Chapter 3 Linear Regression, Question 10
library(ISLR)
Carseats = na.omit(Carseats)
summary(Carseats)
lm.model = lm(Sales~Price+Urban+US,data=Carseats)
summary(lm.model)
The coefficient of Price variable is statistically significant given its very small p-value. On average each $100 increase in the price decreases the sales by around 5 units. There are two dummy variables for the qualitative variables Urban and US which are UrabnYes and USYes respectively. UrbanYes = 1 if the Carseats' store is in an Urban area and 0 otherwise. USYes = 1 if the Carseats' store is in US and 0 otherwise. The p-value for the t-statistic of the coefficient of UrbanYes variable is larger than the presumed 5% critical point. Hence this coefficient is statistically insignificant. This indicates that there is no relationship between the sales of the carseats and whether the store is an urban area or not. However the p-value of that of USYes variable is a lot smaller than the 5% critical point and hence the coefficient of this variable is statistically significant. Also the coefficient is positive which means that the sales are more in the US stores by around 1201 units.
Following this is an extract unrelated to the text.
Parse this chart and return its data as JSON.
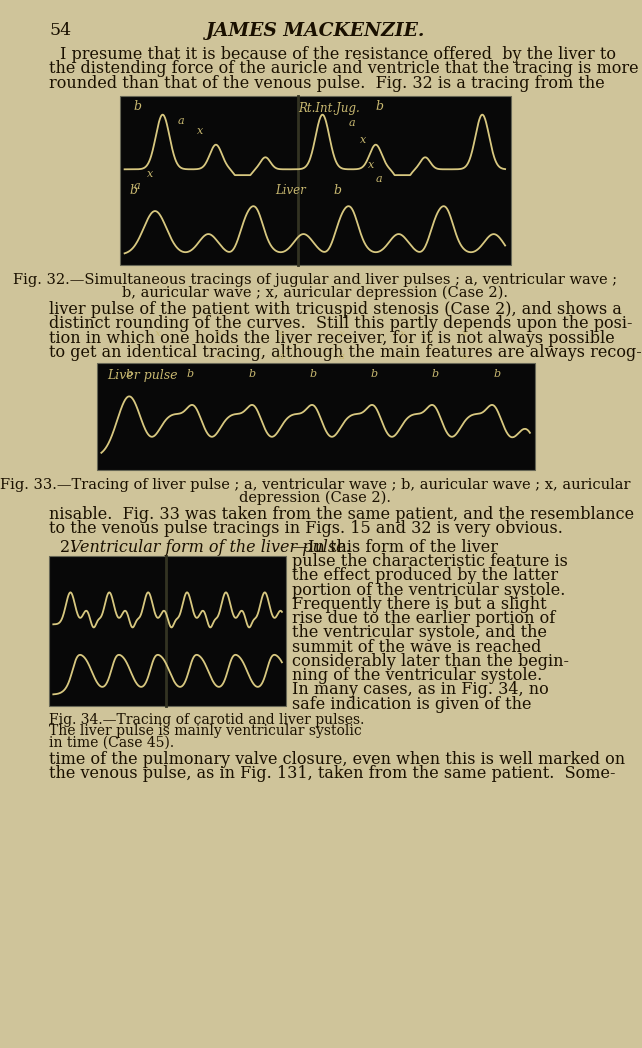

Sales = 13.04 - 0.054 Price - 0.022 UrbanYes + 1.2 USYes
For Price and USYes we can reject the null hypothesis that their coefficents are equal to 0 as the respective p-values of their t-statistic are very low.
lm.model_small = lm(Sales~Price+US,data=Carseats)
summary(lm.model_small)
anova(lm.model,lm.model_small)
According to the anova test the p-value of the f-statistic is larger than 5%. Therefore the null hypothesis stands true that both the models fit the data equally well.
confint(lm.model_small, level=0.95)
plot(predict(lm.model_small),rstudent(lm.model_small))
As the studentized residuals are between -3 and 3 we can assume there are no outliers.
par(mfrow=c(2,2))
plot(lm.model_small)
Studentized residuals vs Leverage graph shows that there are some observations with high leverage.
p=2
n=nrow(Carseats)
(p+1)/n
There are many observations with leverage way above 0.0075. All of those observations have very high leverage.